A force de contingenter et réglementer les composantes et mouvances qui irriguent ce précieux bouillonnement alchimique (mondes des artistes, des associations, des courants de populations, des petits commerces, etc), à force de maintenir cloisonnés recherche sur la Mémoire de Quartier et regard présent sur son aménagement, de se préoccuper de sa normalisation sur fond de folklore, on s'exposerait à très court terme à voir se déporter irrémédiablement en ordre dispersé vers d'autres zones plus hospitalière un foyer communautaire et créatif unique .dont la ville a besoin.
Comme ceux de Montmartre, les lendemains de Wazemmes chanteraient alors plus tourisme uniformisé et "sanisettes Decaux" que foisonnement généreux et voisinage coloré !
La culture au cordeau (cf. l'obstination unilatérale à raser les "cours", à couper l'usine LECLERC en deux par une voie piétonne dont la rectitude sentira tout sauf "la noisette" des petits chemins, la suggestion d'ouvrir un cinéma sous la halle du marché et de larges perspectives de percées-traversées vers le Sud.) semble foncer diamétralement et tête baissée à l'encontre de la culture de "village gaulois" du quartier, de son histoire et de ses envies...de son charme et. de sa portée sociale, économique et touristique non négligeable. N'est-on pas en train de tuer une poule aux oufs d'or de "LIEN SOCIAL" ?

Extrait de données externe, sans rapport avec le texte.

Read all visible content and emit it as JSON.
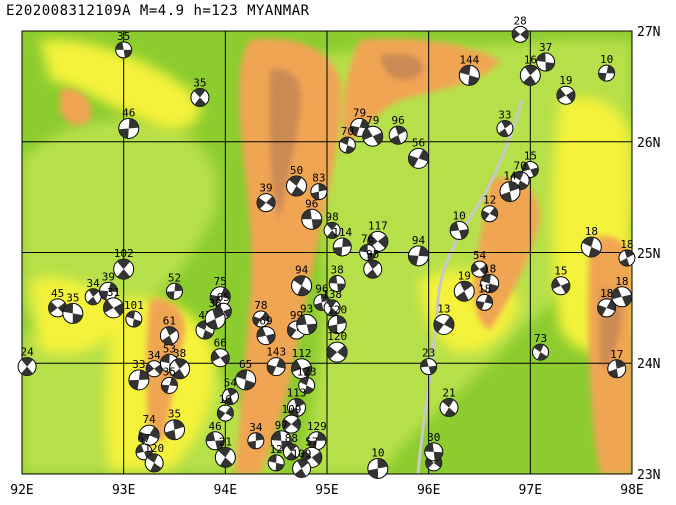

C'est dans une logique de résistance à la mort par étouffement de l'originalité du quartier qu'est née la Fête du Broquelet 2001. C'est dans cette optique citoyenne qu'elle a reçu ses premiers financements et soutiens matériels et moraux (cf. l'enthousiaste parrainage conjoint d'Alain DECAUX et Jacques DUQUESNE) pour une naissance à la symbolique date du 140ème anniversaire du dernier Bal du Broquelet à la Guinguette de la NOUVELLE AVENTURE, le 13 mai 1861. C'est dans cette élan qu'elle a voulu marquer. C'est à cette aune qu'on doit estimer ses qualités et ses défauts.
Décembre 2001
Pour la commission Wazemmes Qu'A Un Fil
Le Directeur Artistique, Denis CACHEUX, comédien.